Alonso belegte dieses Urteil gegen Frankreich weniger durch seine Tore - einen schönen Kopfball und einen Elfmeter - als durch 109 Pässe, von denen 98 ankamen: Höchstwert auf dem Platz noch vor Spielmacher Xavi. Durch sein Gespür für die Anforderungen bestimmter Partien und bestimmter Spielphasen kann del Bosque bislang auch die Müdigkeit einiger Spieler wie zuvorderst Xavi kompensieren. Gegen Frankreich operierte er dabei wieder mit einer seiner Lieblingsstrategien. Wenn im letzten Spieldrittel die Kräfte des Rivalen nachlassen und die Räume größer werden, wechselt er schnelle Stürmer ein. Wo Jesús Navas gegen Kroatien sogleich den Siegtreffer erzielte, wirbelte diesmal Pedro. Er holte auch den Elfmeter zum 2:0 heraus.
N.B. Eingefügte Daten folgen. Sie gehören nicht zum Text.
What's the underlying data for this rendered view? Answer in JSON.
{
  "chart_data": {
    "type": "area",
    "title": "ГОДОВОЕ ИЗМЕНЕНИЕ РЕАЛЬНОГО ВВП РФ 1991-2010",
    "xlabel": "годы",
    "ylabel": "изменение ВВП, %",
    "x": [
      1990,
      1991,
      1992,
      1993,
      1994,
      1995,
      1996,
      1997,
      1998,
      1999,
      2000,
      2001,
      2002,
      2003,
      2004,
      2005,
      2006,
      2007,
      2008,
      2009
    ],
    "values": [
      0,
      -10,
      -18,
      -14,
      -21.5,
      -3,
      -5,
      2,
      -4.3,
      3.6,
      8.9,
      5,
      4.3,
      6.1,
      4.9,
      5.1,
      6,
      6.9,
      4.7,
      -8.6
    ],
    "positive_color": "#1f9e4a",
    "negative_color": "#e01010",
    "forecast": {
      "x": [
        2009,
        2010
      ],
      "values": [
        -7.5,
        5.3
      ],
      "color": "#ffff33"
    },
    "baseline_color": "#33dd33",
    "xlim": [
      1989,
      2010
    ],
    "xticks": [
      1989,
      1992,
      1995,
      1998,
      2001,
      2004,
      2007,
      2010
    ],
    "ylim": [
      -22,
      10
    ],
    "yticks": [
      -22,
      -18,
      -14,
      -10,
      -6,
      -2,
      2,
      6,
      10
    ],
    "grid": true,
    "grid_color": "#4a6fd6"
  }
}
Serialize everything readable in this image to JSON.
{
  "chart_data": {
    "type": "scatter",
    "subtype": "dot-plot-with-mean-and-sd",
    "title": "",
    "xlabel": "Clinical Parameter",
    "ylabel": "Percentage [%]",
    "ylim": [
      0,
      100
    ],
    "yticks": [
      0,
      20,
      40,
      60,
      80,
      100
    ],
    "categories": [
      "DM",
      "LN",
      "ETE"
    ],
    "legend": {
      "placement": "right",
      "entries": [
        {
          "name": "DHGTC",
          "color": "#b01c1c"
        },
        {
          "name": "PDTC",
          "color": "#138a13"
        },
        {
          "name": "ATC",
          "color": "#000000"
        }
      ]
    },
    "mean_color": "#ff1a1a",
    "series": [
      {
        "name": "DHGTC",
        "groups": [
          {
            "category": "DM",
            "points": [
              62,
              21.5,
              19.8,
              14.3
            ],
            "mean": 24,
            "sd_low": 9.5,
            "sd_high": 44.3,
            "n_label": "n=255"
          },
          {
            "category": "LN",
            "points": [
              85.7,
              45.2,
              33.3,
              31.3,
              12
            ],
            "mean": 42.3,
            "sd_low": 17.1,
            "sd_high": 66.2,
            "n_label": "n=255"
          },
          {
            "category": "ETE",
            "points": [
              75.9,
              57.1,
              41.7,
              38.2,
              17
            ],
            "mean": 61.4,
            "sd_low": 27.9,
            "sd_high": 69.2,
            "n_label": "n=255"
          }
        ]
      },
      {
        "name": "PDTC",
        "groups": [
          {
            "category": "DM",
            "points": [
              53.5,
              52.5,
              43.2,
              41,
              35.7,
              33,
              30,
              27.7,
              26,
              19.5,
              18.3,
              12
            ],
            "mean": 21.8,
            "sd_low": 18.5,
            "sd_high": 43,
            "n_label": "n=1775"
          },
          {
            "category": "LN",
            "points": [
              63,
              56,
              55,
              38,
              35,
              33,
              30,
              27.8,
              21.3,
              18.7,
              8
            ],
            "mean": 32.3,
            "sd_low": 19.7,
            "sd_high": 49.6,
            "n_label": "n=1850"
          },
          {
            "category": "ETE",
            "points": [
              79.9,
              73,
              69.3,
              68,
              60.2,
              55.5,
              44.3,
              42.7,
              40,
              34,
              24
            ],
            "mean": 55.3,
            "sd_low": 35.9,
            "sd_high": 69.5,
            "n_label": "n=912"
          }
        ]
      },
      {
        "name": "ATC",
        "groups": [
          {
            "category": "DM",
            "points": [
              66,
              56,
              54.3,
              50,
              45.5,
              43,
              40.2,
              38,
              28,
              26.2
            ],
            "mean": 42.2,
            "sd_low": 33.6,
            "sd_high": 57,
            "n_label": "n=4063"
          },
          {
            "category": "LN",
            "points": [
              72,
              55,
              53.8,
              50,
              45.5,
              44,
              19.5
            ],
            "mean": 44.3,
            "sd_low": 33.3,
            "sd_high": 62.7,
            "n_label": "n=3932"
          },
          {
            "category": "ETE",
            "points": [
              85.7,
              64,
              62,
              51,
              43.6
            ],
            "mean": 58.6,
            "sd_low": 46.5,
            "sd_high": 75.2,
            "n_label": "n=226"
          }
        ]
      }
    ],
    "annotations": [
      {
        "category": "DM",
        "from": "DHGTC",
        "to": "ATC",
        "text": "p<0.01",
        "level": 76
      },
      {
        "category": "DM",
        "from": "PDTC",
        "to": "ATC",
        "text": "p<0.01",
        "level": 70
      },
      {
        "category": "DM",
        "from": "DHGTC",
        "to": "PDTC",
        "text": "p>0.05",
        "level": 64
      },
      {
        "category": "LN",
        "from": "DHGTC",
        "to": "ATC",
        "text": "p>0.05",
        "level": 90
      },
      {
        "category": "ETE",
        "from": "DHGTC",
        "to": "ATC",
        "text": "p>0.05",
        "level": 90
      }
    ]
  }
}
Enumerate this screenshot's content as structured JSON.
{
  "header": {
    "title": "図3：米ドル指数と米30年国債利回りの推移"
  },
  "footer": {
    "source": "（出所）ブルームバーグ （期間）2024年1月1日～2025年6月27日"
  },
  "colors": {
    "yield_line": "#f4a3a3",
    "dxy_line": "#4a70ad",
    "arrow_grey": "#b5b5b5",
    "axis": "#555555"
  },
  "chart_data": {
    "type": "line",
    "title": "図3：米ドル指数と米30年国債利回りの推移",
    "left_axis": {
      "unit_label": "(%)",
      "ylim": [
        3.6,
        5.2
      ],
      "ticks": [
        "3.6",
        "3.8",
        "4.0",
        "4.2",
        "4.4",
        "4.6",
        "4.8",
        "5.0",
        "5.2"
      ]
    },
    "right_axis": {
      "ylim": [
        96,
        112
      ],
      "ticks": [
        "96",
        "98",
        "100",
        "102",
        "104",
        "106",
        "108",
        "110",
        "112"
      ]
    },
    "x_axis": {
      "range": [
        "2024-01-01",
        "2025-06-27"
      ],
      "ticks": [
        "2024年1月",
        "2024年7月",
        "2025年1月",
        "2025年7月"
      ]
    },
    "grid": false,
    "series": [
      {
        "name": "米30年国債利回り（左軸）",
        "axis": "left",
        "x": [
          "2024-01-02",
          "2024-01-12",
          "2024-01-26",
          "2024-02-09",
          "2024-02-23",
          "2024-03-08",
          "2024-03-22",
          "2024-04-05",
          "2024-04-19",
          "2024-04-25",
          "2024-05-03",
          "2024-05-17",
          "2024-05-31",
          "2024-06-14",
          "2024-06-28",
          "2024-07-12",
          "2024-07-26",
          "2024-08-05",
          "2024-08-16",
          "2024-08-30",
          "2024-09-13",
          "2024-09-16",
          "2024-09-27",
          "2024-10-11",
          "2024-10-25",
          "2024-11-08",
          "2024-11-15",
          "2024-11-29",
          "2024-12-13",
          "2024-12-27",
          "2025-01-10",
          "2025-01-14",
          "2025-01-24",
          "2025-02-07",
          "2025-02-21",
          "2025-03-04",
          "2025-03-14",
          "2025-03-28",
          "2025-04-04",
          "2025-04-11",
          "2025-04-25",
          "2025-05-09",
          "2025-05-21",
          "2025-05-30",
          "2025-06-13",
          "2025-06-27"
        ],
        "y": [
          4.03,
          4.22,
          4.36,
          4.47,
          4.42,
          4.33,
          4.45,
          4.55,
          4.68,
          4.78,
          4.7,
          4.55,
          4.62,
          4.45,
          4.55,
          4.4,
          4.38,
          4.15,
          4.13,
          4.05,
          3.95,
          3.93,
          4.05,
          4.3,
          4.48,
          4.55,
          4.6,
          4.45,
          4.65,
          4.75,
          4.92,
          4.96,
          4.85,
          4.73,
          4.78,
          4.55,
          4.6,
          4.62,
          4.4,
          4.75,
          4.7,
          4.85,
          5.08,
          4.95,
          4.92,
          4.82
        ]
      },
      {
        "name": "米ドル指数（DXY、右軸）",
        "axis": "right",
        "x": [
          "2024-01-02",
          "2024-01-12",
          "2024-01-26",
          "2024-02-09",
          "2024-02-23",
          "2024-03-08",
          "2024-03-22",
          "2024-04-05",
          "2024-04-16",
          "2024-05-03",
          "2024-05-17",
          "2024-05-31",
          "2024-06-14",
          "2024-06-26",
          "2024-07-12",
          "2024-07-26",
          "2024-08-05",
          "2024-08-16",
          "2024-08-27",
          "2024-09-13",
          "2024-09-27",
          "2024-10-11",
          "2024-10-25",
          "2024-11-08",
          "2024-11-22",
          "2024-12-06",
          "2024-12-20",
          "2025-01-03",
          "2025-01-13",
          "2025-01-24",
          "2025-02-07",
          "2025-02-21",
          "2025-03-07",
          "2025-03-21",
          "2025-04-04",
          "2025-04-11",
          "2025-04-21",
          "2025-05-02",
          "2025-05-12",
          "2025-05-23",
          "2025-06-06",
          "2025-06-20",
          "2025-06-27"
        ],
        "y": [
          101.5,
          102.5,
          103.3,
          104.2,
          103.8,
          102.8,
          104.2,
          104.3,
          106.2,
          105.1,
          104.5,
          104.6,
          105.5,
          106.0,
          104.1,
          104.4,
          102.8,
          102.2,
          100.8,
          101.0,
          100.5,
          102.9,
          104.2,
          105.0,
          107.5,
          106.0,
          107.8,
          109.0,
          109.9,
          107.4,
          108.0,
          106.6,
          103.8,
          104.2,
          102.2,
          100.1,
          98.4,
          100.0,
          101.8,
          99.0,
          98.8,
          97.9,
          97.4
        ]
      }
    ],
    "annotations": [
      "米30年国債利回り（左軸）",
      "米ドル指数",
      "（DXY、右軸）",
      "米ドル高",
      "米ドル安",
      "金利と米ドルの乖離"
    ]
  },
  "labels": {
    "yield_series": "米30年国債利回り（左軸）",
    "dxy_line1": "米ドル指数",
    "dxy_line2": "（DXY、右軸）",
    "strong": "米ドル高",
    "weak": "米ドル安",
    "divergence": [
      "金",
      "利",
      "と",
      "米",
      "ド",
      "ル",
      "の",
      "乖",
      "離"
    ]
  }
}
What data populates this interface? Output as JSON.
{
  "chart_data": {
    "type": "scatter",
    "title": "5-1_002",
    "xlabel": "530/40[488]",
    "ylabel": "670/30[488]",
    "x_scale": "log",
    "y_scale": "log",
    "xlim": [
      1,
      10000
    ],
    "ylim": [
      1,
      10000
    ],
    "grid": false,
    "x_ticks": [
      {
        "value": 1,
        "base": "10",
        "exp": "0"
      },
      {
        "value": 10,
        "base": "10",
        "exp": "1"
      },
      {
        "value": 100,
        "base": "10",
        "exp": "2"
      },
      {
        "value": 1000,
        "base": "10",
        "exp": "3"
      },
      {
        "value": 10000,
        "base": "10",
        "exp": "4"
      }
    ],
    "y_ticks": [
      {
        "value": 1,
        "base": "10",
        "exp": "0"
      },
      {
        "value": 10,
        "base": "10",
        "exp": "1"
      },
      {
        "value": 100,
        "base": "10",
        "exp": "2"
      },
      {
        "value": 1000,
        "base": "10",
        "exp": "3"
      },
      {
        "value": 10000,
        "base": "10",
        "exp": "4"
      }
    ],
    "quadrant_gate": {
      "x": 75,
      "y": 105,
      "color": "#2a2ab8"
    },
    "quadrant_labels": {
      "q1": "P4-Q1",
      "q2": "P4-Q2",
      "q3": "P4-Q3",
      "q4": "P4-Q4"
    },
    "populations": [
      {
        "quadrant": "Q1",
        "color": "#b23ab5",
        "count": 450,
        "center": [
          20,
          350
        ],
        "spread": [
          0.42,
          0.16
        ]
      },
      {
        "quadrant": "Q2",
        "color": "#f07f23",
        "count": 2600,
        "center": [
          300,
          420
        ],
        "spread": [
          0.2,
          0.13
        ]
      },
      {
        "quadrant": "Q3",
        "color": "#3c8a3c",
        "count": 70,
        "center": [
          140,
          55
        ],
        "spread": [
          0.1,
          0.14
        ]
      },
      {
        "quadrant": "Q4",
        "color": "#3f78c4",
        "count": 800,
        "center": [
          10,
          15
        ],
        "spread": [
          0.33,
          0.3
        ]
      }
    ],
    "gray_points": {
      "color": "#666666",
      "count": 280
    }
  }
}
Der spanische Gegner weiß gegen Spielende nie, was ihn erwartet. Kommen Flügelstürmer wie Navas oder Pedro? Kommt Fernando Torres? Wechselt Spanien, so dieser von Beginn an aufläuft, mitten im Spiel auf ein System ohne echte Spitze? Trotz der kleinen Statur vieler Spieler ist es nicht einmal auszuschließen, dass plötzlich hohe Bälle in den Strafraum fliegen. Diese Option, verbunden mit Sturmtank Fernando Llorente, hat del Bosque bei dieser EM noch in der Hinterhand; er nutzt sie vor allem, wenn sein Team unbedingt ein Tor braucht, und das war hier noch nicht der Fall.

Am Mittwoch geht es im Halbfinale gegen Portugal, aber die Spanier bringt nicht einmal die Galaform von Cristiano Ronaldo aus ihrer Bierruhe. Del Bosque sorgt sich allerdings etwas um die Physis, Spanien hat zwei Tage weniger zur Erholung. Umso mehr ist damit zu rechnen, dass er sich für seine Einwechslungen wieder etwas Besonderes einfallen lässt.

Spanien: Casillas - Arbeloa, Piqué, Ramos, Alba - Busquets - Xavi, Xabi Alonso - Silva (65. Pedro), Fàbregas (67. Torres), Iniesta (84. Cazorla). Frankreich: Lloris - Réveillère, Rami, Koscielny, Clichy - M'Vila (79. Giroud) - Cabaye, Malouda (65. Nasri) - Debuchy (64. Ménez), Ribéry - Benzema. Tore: 1:0 Xabi Alonso (19.) 2:0 Xabi Alonso (90.+1, Foulelfmeter). Schiedsrichter: Rizzoli (Italien). Zuschauer: 47 000. Gelbe Karten: Ramos - Cabaye, Ménez.